Why wasn't Gorbachev able to pull off reforms, but Deng Xiaoping was?

by andrepoiy

I was reading about how Deng Xiaoping opened up China and reformed the economy by allowing private enterprise and whatnot. Then I wondered, Gorbachev was also trying to reform the Soviet Union around the same time, but his actions led to the dissolution of the Union. So I was wondering, why wasn't Gorbachev successful, but Deng Xiaoping was?

[deleted]

If problems are to occur, they are bound to occur inside the Communist Party. - Deng Xiaoping

Because Deng Xiaoping tightened political control whereas Gorbachev loosened it, because nationalism and Communism in China worked together, because China had a smaller "pool" of intellectual dissidents, because Deng's reforms weren't even that liberal from an economic standpoint, and finally because the Chinese "reformers" crushed their nascent political reform movement instead of encouraging it.

In 2000, the Chinese Academy of Social Sciences was contracted to "research the causes of the fall of the Soviet Union", leading to a volume of work in China which was later consolidated into the CCTV documentary "preparing for danger in times of safety". Much of the documentary was propagandistic, attributing the fall to "insufficient conviction in Marxist ideology", while other parts drew on Liu Jing's conspiratorial *Materials on the Western World’s Foreign Strategies and Tactics*, written less than two years after the Soviet Fall.

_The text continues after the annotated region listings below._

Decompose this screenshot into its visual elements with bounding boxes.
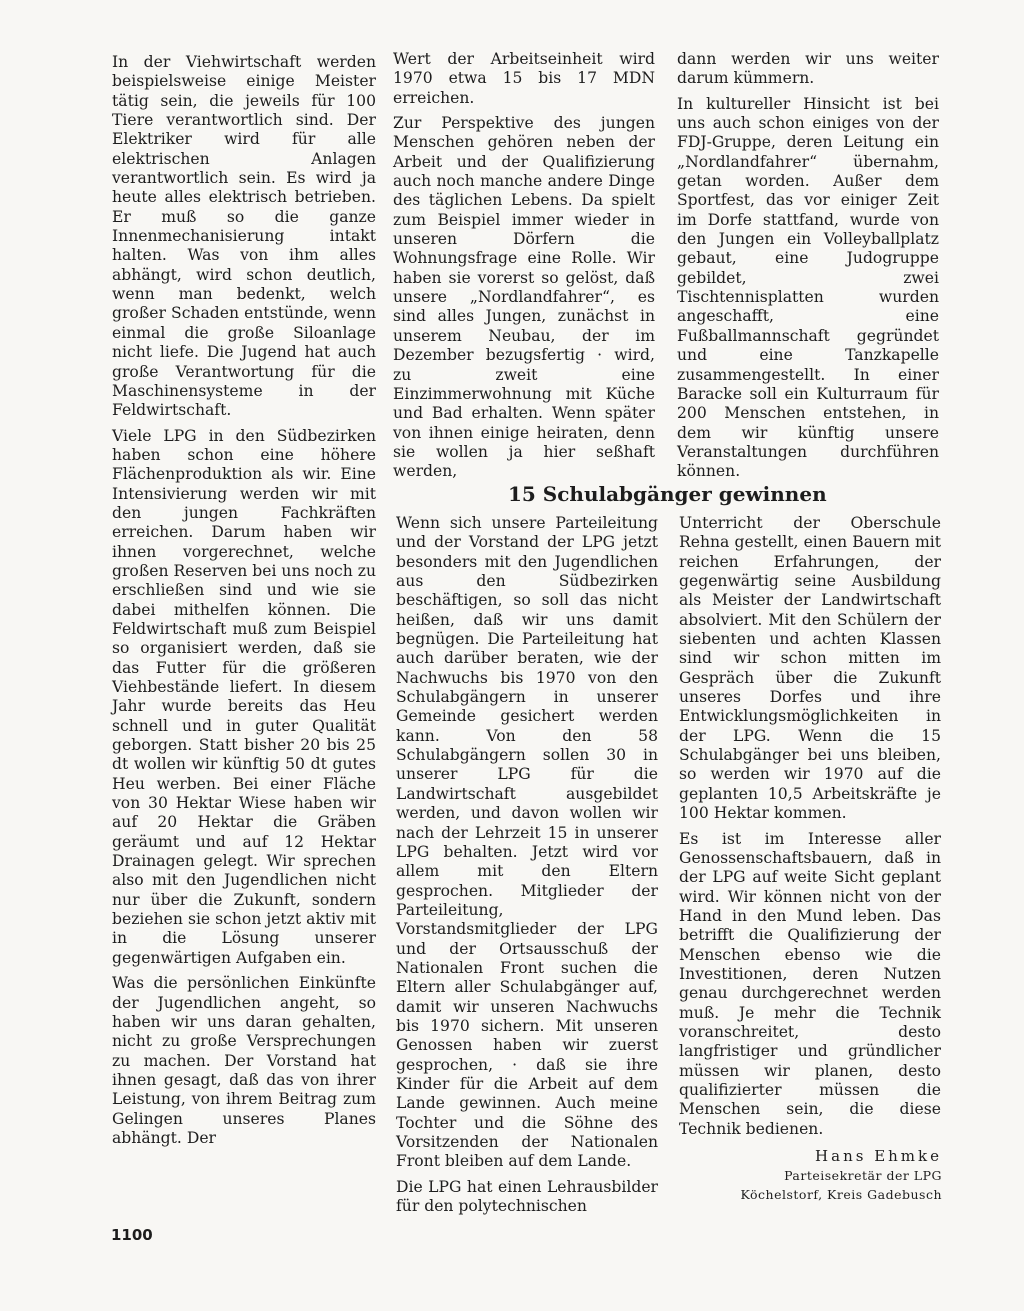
paragraph: In kultureller Hinsicht ist bei uns auch schon einiges von der FDJ-Gruppe, deren Leitung ein „Nordlandfahrer“ übernahm, getan worden. Außer dem Sportfest, das vor einiger Zeit im Dorfe stattfand, wurde von den Jungen ein Volleyballplatz gebaut, eine Judogruppe gebildet, zwei Tischtennisplatten wurden angeschafft, eine Fußballmannschaft gegründet und eine Tanzkapelle zusammengestellt. In einer Baracke soll ein Kulturraum für 200 Menschen entstehen, in dem wir künftig unsere Veranstaltungen durchführen können. bbox=[677, 94, 939, 481]
author-name: Hans Ehmke bbox=[815, 1147, 942, 1165]
paragraph: Die LPG hat einen Lehrausbilder für den polytechnischen bbox=[396, 1177, 658, 1216]
author-signature bbox=[678, 1147, 942, 1204]
author-role: Parteisekretär der LPG bbox=[784, 1168, 942, 1183]
article-column-1 bbox=[112, 53, 376, 1148]
paragraph: Was die persönlichen Einkünfte der Jugendlichen angeht, so haben wir uns daran gehalten, nicht zu große Versprechungen zu machen. Der Vorstand hat ihnen gesagt, daß das von ihrer Leistung, von ihrem Beitrag zum Gelingen unseres Planes abhängt. Der bbox=[112, 974, 376, 1147]
article-column-3-top bbox=[677, 50, 939, 482]
paragraph: Unterricht der Oberschule Rehna gestellt, einen Bauern mit reichen Erfahrungen, der gegenwärtig seine Ausbildung als Meister der Landwirtschaft absolviert. Mit den Schülern der siebenten und achten Klassen sind wir schon mitten im Gespräch über die Zukunft unseres Dorfes und ihre Entwicklungsmöglichkeiten in der LPG. Wenn die 15 Schulabgänger bei uns bleiben, so werden wir 1970 auf die geplanten 10,5 Arbeitskräfte je 100 Hektar kommen. bbox=[679, 514, 941, 823]
author-place: Köchelstorf, Kreis Gadebusch bbox=[740, 1187, 942, 1202]
paragraph: Zur Perspektive des jungen Menschen gehören neben der Arbeit und der Qualifizierung auch noch manche andere Dinge des täglichen Lebens. Da spielt zum Beispiel immer wieder in unseren Dörfern die Wohnungsfrage eine Rolle. Wir haben sie vorerst so gelöst, daß unsere „Nordlandfahrer“, es sind alles Jungen, zunächst in unserem Neubau, der im Dezember bezugsfertig · wird, zu zweit eine Einzimmerwohnung mit Küche und Bad erhalten. Wenn später von ihnen einige heiraten, denn sie wollen ja hier seßhaft werden, bbox=[393, 114, 655, 481]
paragraph: Viele LPG in den Südbezirken haben schon eine höhere Flächenproduktion als wir. Eine Intensivierung werden wir mit den jungen Fachkräften erreichen. Darum haben wir ihnen vorgerechnet, welche großen Reserven bei uns noch zu erschließen sind und wie sie dabei mithelfen können. Die Feldwirtschaft muß zum Beispiel so organisiert werden, daß sie das Futter für die größeren Viehbestände liefert. In diesem Jahr wurde bereits das Heu schnell und in guter Qualität geborgen. Statt bisher 20 bis 25 dt wollen wir künftig 50 dt gutes Heu werben. Bei einer Fläche von 30 Hektar Wiese haben wir auf 20 Hektar die Gräben geräumt und auf 12 Hektar Drainagen gelegt. Wir sprechen also mit den Jugendlichen nicht nur über die Zukunft, sondern beziehen sie schon jetzt aktiv mit in die Lösung unserer gegenwärtigen Aufgaben ein. bbox=[112, 426, 376, 967]
page-number: 1100 bbox=[111, 1226, 153, 1244]
paragraph: Wenn sich unsere Parteileitung und der Vorstand der LPG jetzt besonders mit den Jugendlichen aus den Südbezirken beschäftigen, so soll das nicht heißen, daß wir uns damit begnügen. Die Parteileitung hat auch darüber beraten, wie der Nachwuchs bis 1970 von den Schulabgängern in unserer Gemeinde gesichert werden kann. Von den 58 Schulabgängern sollen 30 in unserer LPG für die Landwirtschaft ausgebildet werden, und davon wollen wir nach der Lehrzeit 15 in unserer LPG behalten. Jetzt wird vor allem mit den Eltern gesprochen. Mitglieder der Parteileitung, Vorstandsmitglieder der LPG und der Ortsausschuß der Nationalen Front suchen die Eltern aller Schulabgänger auf, damit wir unseren Nachwuchs bis 1970 sichern. Mit unseren Genossen haben wir zuerst gesprochen, · daß sie ihre Kinder für die Arbeit auf dem Lande gewinnen. Auch meine Tochter und die Söhne des Vorsitzenden der Nationalen Front bleiben auf dem Lande. bbox=[396, 514, 658, 1171]
paragraph: Es ist im Interesse aller Genossenschaftsbauern, daß in der LPG auf weite Sicht geplant wird. Wir können nicht von der Hand in den Mund leben. Das betrifft die Qualifizierung der Menschen ebenso wie die Investitionen, deren Nutzen genau durchgerechnet werden muß. Je mehr die Technik voranschreitet, desto langfristiger und gründlicher müssen wir planen, desto qualifizierter müssen die Menschen sein, die diese Technik bedienen. bbox=[679, 829, 941, 1138]
section-heading: 15 Schulabgänger gewinnen bbox=[508, 482, 827, 506]
paragraph: dann werden wir uns weiter darum kümmern. bbox=[677, 50, 939, 88]
paragraph: Wert der Arbeitseinheit wird 1970 etwa 15 bis 17 MDN erreichen. bbox=[393, 50, 655, 107]
article-column-2-bottom bbox=[396, 514, 658, 1216]
article-column-2-top bbox=[393, 50, 655, 482]
paragraph: In der Viehwirtschaft werden beispielsweise einige Meister tätig sein, die jeweils für 100 Tiere verantwortlich sind. Der Elektriker wird für alle elektrischen Anlagen verantwortlich sein. Es wird ja heute alles elektrisch betrieben. Er muß so die ganze Innenmechanisierung intakt halten. Was von ihm alles abhängt, wird schon deutlich, wenn man bedenkt, welch großer Schaden entstünde, wenn einmal die große Siloanlage nicht liefe. Die Jugend hat auch große Verantwortung für die Maschinensysteme in der Feldwirtschaft. bbox=[112, 53, 376, 420]
article-column-3-bottom bbox=[679, 514, 941, 1139]
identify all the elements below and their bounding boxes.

Liu Jing's conspiratorial tract blamed the entire fall on Western intelligence operations, most notably the creation of "30,000 NGOs".

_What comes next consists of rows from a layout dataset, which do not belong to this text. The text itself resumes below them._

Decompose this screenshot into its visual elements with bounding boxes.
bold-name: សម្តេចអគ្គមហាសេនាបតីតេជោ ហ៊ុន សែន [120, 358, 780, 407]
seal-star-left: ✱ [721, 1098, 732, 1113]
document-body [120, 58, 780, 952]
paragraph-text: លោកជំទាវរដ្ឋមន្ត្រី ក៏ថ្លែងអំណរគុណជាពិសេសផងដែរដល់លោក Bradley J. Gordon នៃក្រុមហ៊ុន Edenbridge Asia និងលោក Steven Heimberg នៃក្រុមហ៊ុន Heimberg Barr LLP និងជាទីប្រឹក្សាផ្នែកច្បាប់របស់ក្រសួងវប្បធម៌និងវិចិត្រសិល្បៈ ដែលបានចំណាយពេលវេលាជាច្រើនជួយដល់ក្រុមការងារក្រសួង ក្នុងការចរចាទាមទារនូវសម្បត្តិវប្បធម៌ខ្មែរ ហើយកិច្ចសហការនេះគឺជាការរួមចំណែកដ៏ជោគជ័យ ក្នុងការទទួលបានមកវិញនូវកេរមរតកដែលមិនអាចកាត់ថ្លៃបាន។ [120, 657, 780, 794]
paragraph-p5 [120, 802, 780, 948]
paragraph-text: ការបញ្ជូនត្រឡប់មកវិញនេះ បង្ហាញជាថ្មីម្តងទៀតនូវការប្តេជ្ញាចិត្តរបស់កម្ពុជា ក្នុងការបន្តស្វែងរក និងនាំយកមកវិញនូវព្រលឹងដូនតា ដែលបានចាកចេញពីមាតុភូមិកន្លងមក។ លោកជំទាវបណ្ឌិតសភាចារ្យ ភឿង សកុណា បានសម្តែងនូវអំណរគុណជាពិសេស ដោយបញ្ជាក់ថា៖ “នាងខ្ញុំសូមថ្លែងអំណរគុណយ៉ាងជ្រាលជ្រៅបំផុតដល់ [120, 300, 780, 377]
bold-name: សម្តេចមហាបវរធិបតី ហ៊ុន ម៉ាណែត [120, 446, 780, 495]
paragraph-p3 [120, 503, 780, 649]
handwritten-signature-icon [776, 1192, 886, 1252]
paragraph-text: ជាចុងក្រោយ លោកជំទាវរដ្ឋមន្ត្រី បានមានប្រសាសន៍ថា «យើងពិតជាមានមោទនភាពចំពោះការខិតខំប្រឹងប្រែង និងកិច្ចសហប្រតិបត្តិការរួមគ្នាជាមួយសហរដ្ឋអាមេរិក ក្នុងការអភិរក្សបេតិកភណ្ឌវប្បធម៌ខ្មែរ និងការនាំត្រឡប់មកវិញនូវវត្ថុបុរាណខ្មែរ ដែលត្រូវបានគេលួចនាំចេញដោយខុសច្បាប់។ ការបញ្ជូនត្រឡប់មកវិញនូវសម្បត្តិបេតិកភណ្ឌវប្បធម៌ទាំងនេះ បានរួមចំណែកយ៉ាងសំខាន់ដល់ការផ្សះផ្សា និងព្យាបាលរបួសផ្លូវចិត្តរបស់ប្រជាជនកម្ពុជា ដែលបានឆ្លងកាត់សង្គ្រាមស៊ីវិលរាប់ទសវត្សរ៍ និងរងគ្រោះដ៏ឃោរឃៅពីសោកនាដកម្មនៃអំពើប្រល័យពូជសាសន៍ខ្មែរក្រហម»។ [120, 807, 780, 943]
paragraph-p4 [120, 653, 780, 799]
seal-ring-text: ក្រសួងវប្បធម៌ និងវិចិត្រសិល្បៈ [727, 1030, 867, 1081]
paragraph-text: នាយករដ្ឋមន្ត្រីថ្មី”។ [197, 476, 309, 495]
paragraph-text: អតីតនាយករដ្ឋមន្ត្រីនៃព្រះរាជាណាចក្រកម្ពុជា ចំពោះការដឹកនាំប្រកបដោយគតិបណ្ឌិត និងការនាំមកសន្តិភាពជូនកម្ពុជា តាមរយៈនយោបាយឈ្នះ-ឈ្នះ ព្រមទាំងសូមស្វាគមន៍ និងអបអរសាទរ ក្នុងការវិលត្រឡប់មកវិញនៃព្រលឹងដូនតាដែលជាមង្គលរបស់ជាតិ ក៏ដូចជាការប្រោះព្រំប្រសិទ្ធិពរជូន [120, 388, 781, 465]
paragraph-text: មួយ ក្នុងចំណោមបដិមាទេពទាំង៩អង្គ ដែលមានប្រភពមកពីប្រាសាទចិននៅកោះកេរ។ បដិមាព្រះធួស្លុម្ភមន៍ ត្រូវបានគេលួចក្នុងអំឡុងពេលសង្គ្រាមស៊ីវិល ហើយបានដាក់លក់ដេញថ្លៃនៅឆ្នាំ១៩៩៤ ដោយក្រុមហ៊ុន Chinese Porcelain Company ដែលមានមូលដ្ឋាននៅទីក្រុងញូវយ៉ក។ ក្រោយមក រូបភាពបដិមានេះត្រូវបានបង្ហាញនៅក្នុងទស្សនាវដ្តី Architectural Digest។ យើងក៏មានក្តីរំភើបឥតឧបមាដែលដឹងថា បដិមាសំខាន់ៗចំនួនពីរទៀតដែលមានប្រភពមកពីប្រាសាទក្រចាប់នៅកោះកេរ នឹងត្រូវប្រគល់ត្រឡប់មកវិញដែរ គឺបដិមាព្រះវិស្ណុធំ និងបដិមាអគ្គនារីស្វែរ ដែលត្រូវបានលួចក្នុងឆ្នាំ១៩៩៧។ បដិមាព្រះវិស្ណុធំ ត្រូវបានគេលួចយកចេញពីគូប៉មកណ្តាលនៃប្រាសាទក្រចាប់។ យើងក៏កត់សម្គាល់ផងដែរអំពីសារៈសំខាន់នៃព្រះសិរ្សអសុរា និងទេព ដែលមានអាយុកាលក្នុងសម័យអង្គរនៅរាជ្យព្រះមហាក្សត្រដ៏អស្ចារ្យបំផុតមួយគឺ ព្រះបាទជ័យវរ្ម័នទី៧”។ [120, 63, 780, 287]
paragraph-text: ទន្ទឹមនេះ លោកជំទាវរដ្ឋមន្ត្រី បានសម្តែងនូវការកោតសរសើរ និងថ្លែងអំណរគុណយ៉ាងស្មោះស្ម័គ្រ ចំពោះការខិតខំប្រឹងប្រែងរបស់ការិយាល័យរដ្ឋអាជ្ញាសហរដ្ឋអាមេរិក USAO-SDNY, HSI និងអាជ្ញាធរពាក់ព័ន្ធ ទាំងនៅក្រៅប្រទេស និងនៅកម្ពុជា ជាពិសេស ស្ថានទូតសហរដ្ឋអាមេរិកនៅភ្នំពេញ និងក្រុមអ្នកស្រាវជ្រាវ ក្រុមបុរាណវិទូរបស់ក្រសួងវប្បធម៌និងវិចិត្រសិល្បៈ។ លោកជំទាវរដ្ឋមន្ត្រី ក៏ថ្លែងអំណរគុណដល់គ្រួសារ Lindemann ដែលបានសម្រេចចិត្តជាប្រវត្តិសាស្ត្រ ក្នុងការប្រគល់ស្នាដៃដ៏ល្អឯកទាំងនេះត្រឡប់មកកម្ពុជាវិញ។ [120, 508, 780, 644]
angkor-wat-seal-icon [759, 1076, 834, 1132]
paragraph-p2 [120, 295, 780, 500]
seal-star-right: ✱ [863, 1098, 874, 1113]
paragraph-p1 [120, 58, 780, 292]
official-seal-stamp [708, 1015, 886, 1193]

However, the CASS documentary also touched on another point. When Khrushchev began his reform process, Mao Zedong stated that the "Soviet Union had lost the knife of Stalin". CASS attributed the CCP's survival and CPSU's demise to the CCP retaining "the knife", in that it was able to purge those who didn't follow the party line and crush those outside the party who posed a threat.

Political Reforms

This leads us to our first reason for the CCP's post-Cold War survival - it never opened up politically. Actually, the 1976-89 period was a gradual process of *political closing*. The Mao era was ironically more "democratic" than the Deng era, in the sense that mass participation in politics and collective decision making at the local level were far more widespread. Little state security apparatus besides mobs of Maoist youth existed to eliminate political opponents, the People's Armed Police not even existing until 1982. The later Mao years were a period of chaos and economic disaster for China, as Maoist youth monopolized railway lines, disrupted production and transport, and purged intellectuals, and closed schools. It was no surprise that Deng Xiaoping and his colleagues, who represented the "right wing" of the Communist Party and were largely the victims of the purge, distrusted popular politics and sought to create a bureaucratic-administrative state vaguely along the lines of Japan.

Deng Xiaoping's regime consistently suppressed all political expression outside state outlets. This was not limited to non-party members, as Deng discouraged Communist officials from their traditional barnstorming and agitation. He saw the high-flying political life of earlier Communist officials as the cause of the chaos of the late 60s and early 70s, and organized the CCP into a well-ordered and ranked collective. Similar to the Japanese bureaucracy, sourced from prestigious universities, the Chinese bureaucracy in the Deng years coveted well-educated young people, particularly engineers, spawning the "fourth generation of leadership" that would preside over China's most technocratic period 2 decades later.

In contrast, Gorbachev's reforms stressed political opening and invited criticism of the CPSU. Gorbachev's reforms represented a political loosening, which spiraled out of control, while Deng's reforms were a political tightening.

Nationalism

Gorbachev also had the misfortune of running against the tide of nationalism. The Soviet Union was a multi-ethnic state that had been waging a costly Cold War against richer adversaries for decades. As a result, minority politicians mobilized separatism for their own purposes once Gorbachev's political and press reforms gave them a platform, and Russians themselves saw the other Soviet Republics as a financial burden.

The situation in China couldn't have been more different, as the CCP's strongest cards even after the economic failures of the 60s and 70s were its nationalist credentials. According to the CCP's founding mythos, Mao's 1949 victory had thrown off the Western-imposed unequal treaties (actually, they were ironically dissolved by the Japanese puppet state led by Wang Jingwei, and never reinstituted after the war). Subsequently, the Mao defeated a coalition of Western powers in Korea, and reconquered Tibet and Xinjiang. The PLA then won a border war with India, and waged skirmishes against the Soviet Union over land taken from the Qing in the Treaty of Aigun. While actually less significant than that of the KMT, the CCP's resistance against the Japanese was glorified in plays and cinema constructed by state propagandists, foremost among them Mao's wife Jiang Qing. It was not uncommon in the 1980s and 90s for ordinary Chinese to believe that it was not the KMT or even the Americans who played the greatest part in defeating Japan, but the CCP.

While most Western Communist parties were internationalist, the CCP was foremost a nationalist movement. Much like the neighboring North Korean system, the Chinese system could morph into something entirely un-Communist and still retain credibility as a result.